Kartographische Angst ist nicht zuletzt die Auswirkung der Feststellung, nicht nur vor, sondern stets auch „in“ der Karte zu sein. Die Karte, aufgefasst als Repräsentation, markiert die Schnittstelle zwischen dem Innen einer Psyche und eines erkennenden Intellekts und dem Außen der Welt – nicht nur der physisch-räumlichen. Schirm, Projektionsfläche und durchlässiger Übergang zugleich, tritt die Karte auf den Plan, wo es um die mentale Erfassung von etwas Unbekanntem oder Äußerem geht, wobei dieses Äußere durch die Lokalisierungsgeste des Kartographen wie auch des Kartenbetrachters nachdrücklich erschaffen wird. „Innere“, kognitive Karten – deren Status denen von Kartenmetaphern angenähert werden kann – stellen also Verinnerlichungen des radikal Äußeren, Fremden, potentiell Unsichtbaren dar und werden daher auch mit Diskursen von Krankheit und Kontamination in Verbindung gebracht (Dünne, Mitchell).
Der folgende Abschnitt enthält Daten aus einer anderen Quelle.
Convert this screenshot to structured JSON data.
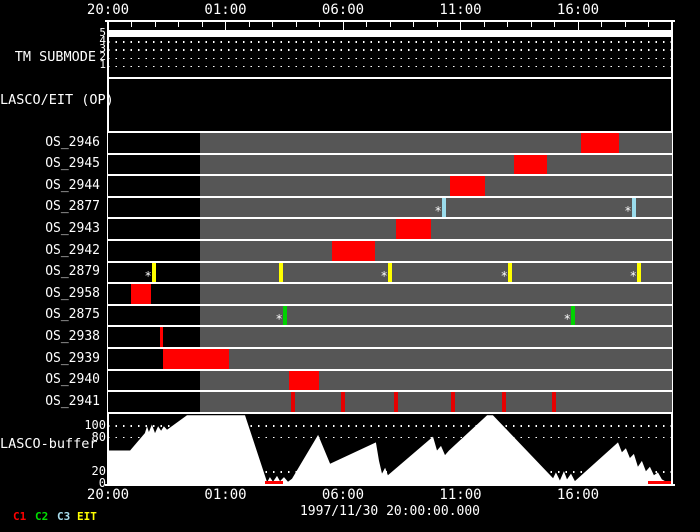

Ein Nebenergebnis des Forschungsprojekts ist, dass Entscheidendes schon seit den 1920er Jahren vorweggenommen wurde: die Auflösung der „traditionellen“ Karte, wie Caquard und Taylor sie angesichts der „cinemaps“ auf die Zwischenkriegszeit datiert, fand nicht in der geographischen Karte und nicht erst dank „web 2.0 mapping“ statt, sondern bereitete sich lange vor. Die untersuchten Autoren erscheinen jedoch nicht als Urheber-Figuren, sondern als Überträger. Auch in dieser Hinsicht ist der Umstand bedeutsam, dass sie sich allesamt, wenn auch auf verschiedene Weise, auf Inszenierungen von Wort-Bild-Verhältnissen der frühen Neuzeit beziehen. Metaphorisierung, an so prominenter Stelle wie der History of Cartography aus Kartendefinitionen ausgegrenzt, erscheint somit als das, was ihren Wandel und ihre kritische Öffnung gewährleistet.
Wünschenswert wäre im Anschluss an das skizzierte Vorhaben, die Kritik der kartographischen Metapher kollektiv und interdisziplinär – d.h. mit Historikern der Kartographie, Kulturwissenschaftlern, historischen Semantikern bzw. Metaphorologen, kognitiven Psychologen, Linguisten, Bild- und Medienwissenschaftlern – im Rahmen eines internationalen Projekts fortzuführen.